自分が思い描いていた以上の刺激と興奮がベッドに入っても頭の中から抜けていかなかった。
いつの間にか眠ってしまい、翌日、目が覚めたのは昼前だった。
まだ、少し寝ぼけた感じでリビングへ行くと、
「おはよう、よく眠ってたわね。」
由紀子が、立っていた。
「あ、うん、昨日、疲れちゃって。それより、帰って来るの早かったね。夜になるかと思ってたけど。」
俊樹は、由紀子の顔を見ると、少し後ろめたい気持ちになり、目を逸らした。
「まあ、今回は付き添っただけだからね。昨日は、ごめんなさいね。どうだった、自治会の方は?」
由紀子は、俊樹に代役をしてもらった事を気にしていた。奥様達ばかりの中で居心地が良くないだろうと思っていたから、様子を聞いてみた。

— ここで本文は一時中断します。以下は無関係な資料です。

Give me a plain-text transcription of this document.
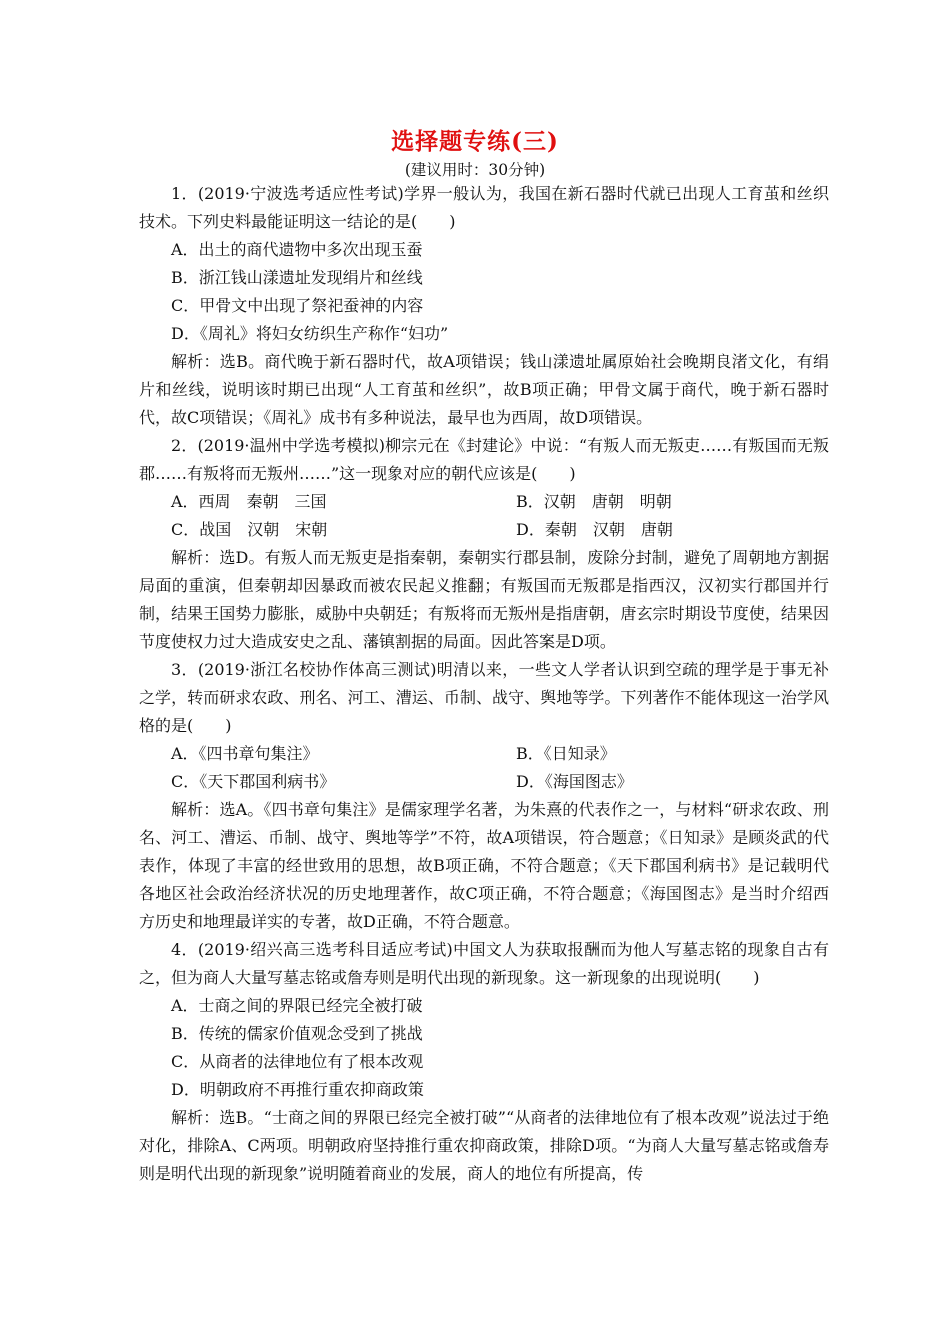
选择题专练(三)
(建议用时：30分钟)

1．(2019·宁波选考适应性考试)学界一般认为，我国在新石器时代就已出现人工育茧和丝织技术。下列史料最能证明这一结论的是(　　)

A．出土的商代遗物中多次出现玉蚕

B．浙江钱山漾遗址发现绢片和丝线

C．甲骨文中出现了祭祀蚕神的内容

D．《周礼》将妇女纺织生产称作“妇功”

解析：选B。商代晚于新石器时代，故A项错误；钱山漾遗址属原始社会晚期良渚文化，有绢片和丝线，说明该时期已出现“人工育茧和丝织”，故B项正确；甲骨文属于商代，晚于新石器时代，故C项错误；《周礼》成书有多种说法，最早也为西周，故D项错误。

2．(2019·温州中学选考模拟)柳宗元在《封建论》中说：“有叛人而无叛吏……有叛国而无叛郡……有叛将而无叛州……”这一现象对应的朝代应该是(　　)

A．西周　秦朝　三国	B．汉朝　唐朝　明朝
C．战国　汉朝　宋朝	D．秦朝　汉朝　唐朝

解析：选D。有叛人而无叛吏是指秦朝，秦朝实行郡县制，废除分封制，避免了周朝地方割据局面的重演，但秦朝却因暴政而被农民起义推翻；有叛国而无叛郡是指西汉，汉初实行郡国并行制，结果王国势力膨胀，威胁中央朝廷；有叛将而无叛州是指唐朝，唐玄宗时期设节度使，结果因节度使权力过大造成安史之乱、藩镇割据的局面。因此答案是D项。

3．(2019·浙江名校协作体高三测试)明清以来，一些文人学者认识到空疏的理学是于事无补之学，转而研求农政、刑名、河工、漕运、币制、战守、舆地等学。下列著作不能体现这一治学风格的是(　　)

A．《四书章句集注》	B．《日知录》
C．《天下郡国利病书》	D．《海国图志》

解析：选A。《四书章句集注》是儒家理学名著，为朱熹的代表作之一，与材料“研求农政、刑名、河工、漕运、币制、战守、舆地等学”不符，故A项错误，符合题意；《日知录》是顾炎武的代表作，体现了丰富的经世致用的思想，故B项正确，不符合题意；《天下郡国利病书》是记载明代各地区社会政治经济状况的历史地理著作，故C项正确，不符合题意；《海国图志》是当时介绍西方历史和地理最详实的专著，故D正确，不符合题意。

4．(2019·绍兴高三选考科目适应考试)中国文人为获取报酬而为他人写墓志铭的现象自古有之，但为商人大量写墓志铭或詹寿则是明代出现的新现象。这一新现象的出现说明(　　)

A．士商之间的界限已经完全被打破

B．传统的儒家价值观念受到了挑战

C．从商者的法律地位有了根本改观

D．明朝政府不再推行重农抑商政策

解析：选B。“士商之间的界限已经完全被打破”“从商者的法律地位有了根本改观”说法过于绝对化，排除A、C两项。明朝政府坚持推行重农抑商政策，排除D项。“为商人大量写墓志铭或詹寿则是明代出现的新现象”说明随着商业的发展，商人的地位有所提高，传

「え、ああ、うん。由紀子の言った通り隅っこで大人しくしてたよ。」
俊樹は、平静を装って返事をしたが、内心は、
『あの人達が漏らしたらどうしよう。』
という不安でいっぱいだった。
「澤村さんにも、挨拶しておかなきゃ、ちょっと行って来るわね。」
俊樹は、由紀子が玄関へと向かうのを止めようかと思ったが、返って怪しまれてもと思い、由紀子の背中を見送った。
由紀子が帰って来るまでの間、俊樹は、落ち着かないでいた。
「美紀さんが、何を話し出すか心配だな。言わないとは思うけど。」
それほど長い時間ではなかったが、俊樹には長く感じられる時間が過ぎた。
玄関のドアが開く音がして、足音がリビングに近付いて来た。
「あなた!」
由紀子の声に、思わずドキッとして、
「な、なに?」
俊樹は、由紀子が何を言い出すのか、心臓が飛び出そうな思いで、由紀子の顔を見つめた。